Cool fall coming in to the Woods

Late summer's lingering heat was suddenly broken last night just before midnight with a slow moving cold front and two thirds inch of rain. This added to the four thirds inch a week ago Friday night. The trees and shrubs in the Woods will have a good drink now before winter.
After weeks away, I went to the Woods to walk all the trails and see what had changed. At 9:30 I entered the North Gate with a set of loppers and some paint to refresh blazes. A marvelous day to be in the woods. Cool enough for a sweater under a work parka. Fifty feet along the trail there was a box turtle. Oddly, over the next 4-5 hours I saw no other wildlife except one squirrel burying food along Hackberry Alley and assorted robins, crows and beetles. No deer, rabbits, other turtles etc. I wonder if dogs have been suppressing wildlife activity. Nate reports a pregnant dog several days ago along the southwest trail.
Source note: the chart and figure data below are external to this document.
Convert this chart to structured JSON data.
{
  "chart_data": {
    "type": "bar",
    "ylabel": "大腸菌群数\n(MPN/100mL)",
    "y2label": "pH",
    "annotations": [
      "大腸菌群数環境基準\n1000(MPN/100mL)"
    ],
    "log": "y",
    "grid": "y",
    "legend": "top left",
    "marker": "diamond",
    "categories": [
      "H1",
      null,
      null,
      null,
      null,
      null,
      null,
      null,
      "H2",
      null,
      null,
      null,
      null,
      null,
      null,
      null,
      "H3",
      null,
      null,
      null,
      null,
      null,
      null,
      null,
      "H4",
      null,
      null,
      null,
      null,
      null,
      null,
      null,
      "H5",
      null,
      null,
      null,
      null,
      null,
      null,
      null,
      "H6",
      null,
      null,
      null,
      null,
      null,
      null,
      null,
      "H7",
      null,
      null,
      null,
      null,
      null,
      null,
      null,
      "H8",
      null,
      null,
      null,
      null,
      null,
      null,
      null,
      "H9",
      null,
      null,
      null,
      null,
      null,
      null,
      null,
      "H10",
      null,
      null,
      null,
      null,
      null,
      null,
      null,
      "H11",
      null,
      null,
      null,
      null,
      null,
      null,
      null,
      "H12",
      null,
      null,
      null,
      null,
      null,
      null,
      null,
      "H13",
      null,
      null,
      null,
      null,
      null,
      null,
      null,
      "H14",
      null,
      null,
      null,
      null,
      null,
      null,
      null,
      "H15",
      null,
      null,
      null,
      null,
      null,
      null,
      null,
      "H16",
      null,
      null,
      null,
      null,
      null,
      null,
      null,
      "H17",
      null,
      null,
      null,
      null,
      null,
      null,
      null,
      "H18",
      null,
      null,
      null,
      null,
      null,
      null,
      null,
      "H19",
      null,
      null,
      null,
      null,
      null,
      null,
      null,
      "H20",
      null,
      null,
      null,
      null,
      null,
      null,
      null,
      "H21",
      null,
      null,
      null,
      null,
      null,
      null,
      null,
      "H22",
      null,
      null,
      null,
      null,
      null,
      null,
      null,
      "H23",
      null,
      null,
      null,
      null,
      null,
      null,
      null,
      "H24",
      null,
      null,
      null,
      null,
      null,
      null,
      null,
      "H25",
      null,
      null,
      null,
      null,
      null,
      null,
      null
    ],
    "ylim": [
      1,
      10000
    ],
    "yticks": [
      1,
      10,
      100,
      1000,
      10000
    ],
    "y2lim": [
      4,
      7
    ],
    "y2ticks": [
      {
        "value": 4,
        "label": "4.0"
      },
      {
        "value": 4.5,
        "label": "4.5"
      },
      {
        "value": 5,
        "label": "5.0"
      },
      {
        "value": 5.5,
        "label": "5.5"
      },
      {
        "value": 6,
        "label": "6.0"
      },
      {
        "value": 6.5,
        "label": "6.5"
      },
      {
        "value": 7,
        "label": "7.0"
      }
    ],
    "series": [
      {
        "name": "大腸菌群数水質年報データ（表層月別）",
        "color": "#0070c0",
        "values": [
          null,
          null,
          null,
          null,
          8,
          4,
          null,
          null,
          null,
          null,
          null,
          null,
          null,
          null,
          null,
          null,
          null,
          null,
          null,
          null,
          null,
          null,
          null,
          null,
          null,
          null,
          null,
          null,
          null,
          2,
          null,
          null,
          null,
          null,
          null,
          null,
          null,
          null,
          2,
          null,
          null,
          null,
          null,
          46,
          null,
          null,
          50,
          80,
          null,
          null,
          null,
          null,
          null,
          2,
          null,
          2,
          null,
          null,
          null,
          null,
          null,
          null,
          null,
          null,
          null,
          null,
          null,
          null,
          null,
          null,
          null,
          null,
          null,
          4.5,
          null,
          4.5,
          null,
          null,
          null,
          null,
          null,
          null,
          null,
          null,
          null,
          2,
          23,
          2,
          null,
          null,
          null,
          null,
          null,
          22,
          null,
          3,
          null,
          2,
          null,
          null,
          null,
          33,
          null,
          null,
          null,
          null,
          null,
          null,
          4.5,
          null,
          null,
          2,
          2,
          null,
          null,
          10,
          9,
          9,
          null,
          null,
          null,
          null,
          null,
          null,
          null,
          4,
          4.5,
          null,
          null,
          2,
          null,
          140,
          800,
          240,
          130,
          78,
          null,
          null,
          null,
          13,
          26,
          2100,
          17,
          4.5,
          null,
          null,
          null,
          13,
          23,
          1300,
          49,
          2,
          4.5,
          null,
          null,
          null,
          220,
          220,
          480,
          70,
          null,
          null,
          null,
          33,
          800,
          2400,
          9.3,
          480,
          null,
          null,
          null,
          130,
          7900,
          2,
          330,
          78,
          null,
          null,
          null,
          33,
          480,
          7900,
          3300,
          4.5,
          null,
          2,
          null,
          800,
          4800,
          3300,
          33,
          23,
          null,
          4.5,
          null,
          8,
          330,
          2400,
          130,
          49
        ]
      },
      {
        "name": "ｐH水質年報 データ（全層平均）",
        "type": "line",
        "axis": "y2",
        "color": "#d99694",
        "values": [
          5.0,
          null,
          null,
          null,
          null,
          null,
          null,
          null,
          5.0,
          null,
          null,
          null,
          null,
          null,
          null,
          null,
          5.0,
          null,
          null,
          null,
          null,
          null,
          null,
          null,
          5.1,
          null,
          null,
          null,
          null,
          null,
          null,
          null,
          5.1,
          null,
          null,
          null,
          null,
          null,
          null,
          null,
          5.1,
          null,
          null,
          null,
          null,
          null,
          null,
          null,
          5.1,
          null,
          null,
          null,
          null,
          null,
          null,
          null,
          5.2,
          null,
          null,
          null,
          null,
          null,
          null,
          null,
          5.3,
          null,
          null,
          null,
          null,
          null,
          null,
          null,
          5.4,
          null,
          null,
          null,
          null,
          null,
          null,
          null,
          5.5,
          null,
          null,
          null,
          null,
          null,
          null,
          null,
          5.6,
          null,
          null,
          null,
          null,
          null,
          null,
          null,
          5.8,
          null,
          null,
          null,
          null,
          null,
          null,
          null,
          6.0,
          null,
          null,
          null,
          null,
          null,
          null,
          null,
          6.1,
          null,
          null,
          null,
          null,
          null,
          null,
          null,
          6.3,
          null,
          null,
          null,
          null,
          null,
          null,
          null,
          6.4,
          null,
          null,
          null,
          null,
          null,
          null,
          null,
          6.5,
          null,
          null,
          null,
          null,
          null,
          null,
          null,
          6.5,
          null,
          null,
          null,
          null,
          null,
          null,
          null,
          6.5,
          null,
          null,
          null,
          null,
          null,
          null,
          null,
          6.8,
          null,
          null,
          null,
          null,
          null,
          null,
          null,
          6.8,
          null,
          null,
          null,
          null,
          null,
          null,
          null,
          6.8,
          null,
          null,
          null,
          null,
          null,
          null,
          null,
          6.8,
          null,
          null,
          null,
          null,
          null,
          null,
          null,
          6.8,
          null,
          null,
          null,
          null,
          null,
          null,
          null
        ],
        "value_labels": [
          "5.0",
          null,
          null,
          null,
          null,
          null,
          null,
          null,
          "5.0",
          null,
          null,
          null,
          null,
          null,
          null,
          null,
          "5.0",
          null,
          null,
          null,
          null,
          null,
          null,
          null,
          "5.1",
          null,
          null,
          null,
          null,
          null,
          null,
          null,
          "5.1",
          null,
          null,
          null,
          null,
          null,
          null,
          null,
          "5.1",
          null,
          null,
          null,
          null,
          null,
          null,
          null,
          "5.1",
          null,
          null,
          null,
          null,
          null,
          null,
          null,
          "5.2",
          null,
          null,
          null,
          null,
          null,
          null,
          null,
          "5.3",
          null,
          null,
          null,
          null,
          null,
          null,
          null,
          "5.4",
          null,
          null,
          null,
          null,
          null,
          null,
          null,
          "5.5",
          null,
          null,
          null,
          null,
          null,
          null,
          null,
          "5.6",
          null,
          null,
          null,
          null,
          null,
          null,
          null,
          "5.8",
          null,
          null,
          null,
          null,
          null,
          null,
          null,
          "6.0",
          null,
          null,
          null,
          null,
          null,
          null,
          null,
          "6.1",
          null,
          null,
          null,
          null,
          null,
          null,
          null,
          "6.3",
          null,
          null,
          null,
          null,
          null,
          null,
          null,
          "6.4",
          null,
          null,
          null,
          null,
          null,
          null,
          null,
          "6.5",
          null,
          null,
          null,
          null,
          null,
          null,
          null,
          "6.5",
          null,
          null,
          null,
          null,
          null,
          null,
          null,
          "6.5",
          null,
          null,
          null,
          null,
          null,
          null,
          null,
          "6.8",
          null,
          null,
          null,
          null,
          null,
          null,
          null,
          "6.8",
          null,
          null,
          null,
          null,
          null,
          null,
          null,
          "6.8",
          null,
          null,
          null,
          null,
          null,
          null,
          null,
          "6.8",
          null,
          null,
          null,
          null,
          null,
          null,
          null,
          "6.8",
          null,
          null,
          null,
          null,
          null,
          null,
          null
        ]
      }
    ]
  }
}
The Woods are beginning to thin out and open up again. The dense understory of summer is mostly gone. The canopy leaves are 95% still there although they will be falling soon. The flowers of Elephantopus are all converted to seed and white Verbesina frost weed is in full flower at intervals along the trails.
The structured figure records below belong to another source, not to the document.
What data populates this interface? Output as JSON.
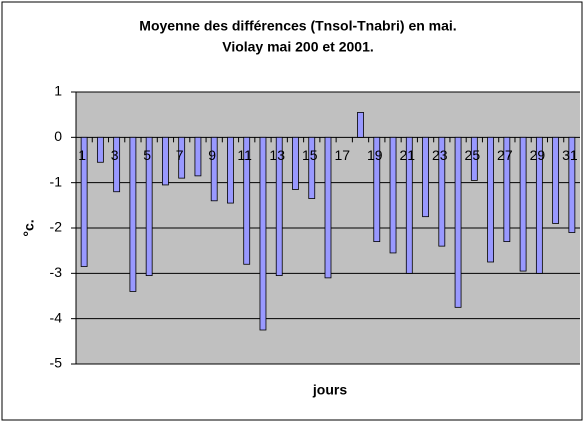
{
  "chart_data": {
    "type": "bar",
    "title": "Moyenne des différences (Tnsol-Tnabri) en mai.",
    "subtitle": "Violay mai 200 et 2001.",
    "x_label": "jours",
    "y_label": "°c.",
    "categories": [
      "1",
      null,
      "3",
      null,
      "5",
      null,
      "7",
      null,
      "9",
      null,
      "11",
      null,
      "13",
      null,
      "15",
      null,
      "17",
      null,
      "19",
      null,
      "21",
      null,
      "23",
      null,
      "25",
      null,
      "27",
      null,
      "29",
      null,
      "31"
    ],
    "values": [
      -2.85,
      -0.55,
      -1.2,
      -3.4,
      -3.05,
      -1.05,
      -0.9,
      -0.85,
      -1.4,
      -1.45,
      -2.8,
      -4.25,
      -3.05,
      -1.15,
      -1.35,
      -3.1,
      0,
      0.55,
      -2.3,
      -2.55,
      -3.0,
      -1.75,
      -2.4,
      -3.75,
      -0.95,
      -2.75,
      -2.3,
      -2.95,
      -3.0,
      -1.9,
      -2.1
    ],
    "color": "#9999ff",
    "ylim": [
      -5,
      1
    ],
    "yticks": [
      -5,
      -4,
      -3,
      -2,
      -1,
      0,
      1
    ],
    "grid": true
  }
}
http://www.floridahorsebacktrailrides.com/images/Flowers/Frostweed.jpg

The East Pond depth was 0.40 feet. The NW Pond was refilled maybe 70% of the way to its regular shoreline.. although volume was probably less than 35-40% of capacity. Water was flowing in the Wash at Island Crossing. There was water at Beaver Dam and a short 100 feet west of there, but no water flowing. The southern end of the SE trail was flooded with standing water 2-3 inches deep. I walked the logs to cross.
For three or four hours I cleared many stems of Smilax greenbrier, Symphoricarpos deer brush and other perennials grown up in the trails during the summer. Along the Ravine Trail a mid sized live hackberry had broken and blocked the trail. Interesting to consider why the stem had broken when and where it did.. wind exposure and some wound with a rot fungus in the stem probably; but it was not an old tree. I hauled the top and branches off to the side. Another large dead hackberry trunk had fallen across the other end of the Northern Rim trail, crushing some young trees down to block the way. I freed the young trees and left the large old trunk across the trail to step over. Several other small trees across different trail sections but none required a chainsaw.
The Woods are in much better shape now than they were in October 2012 or 2011. They have had good summer rains and far less extreme summer heat. No mosquitoes and I did not see any ticks.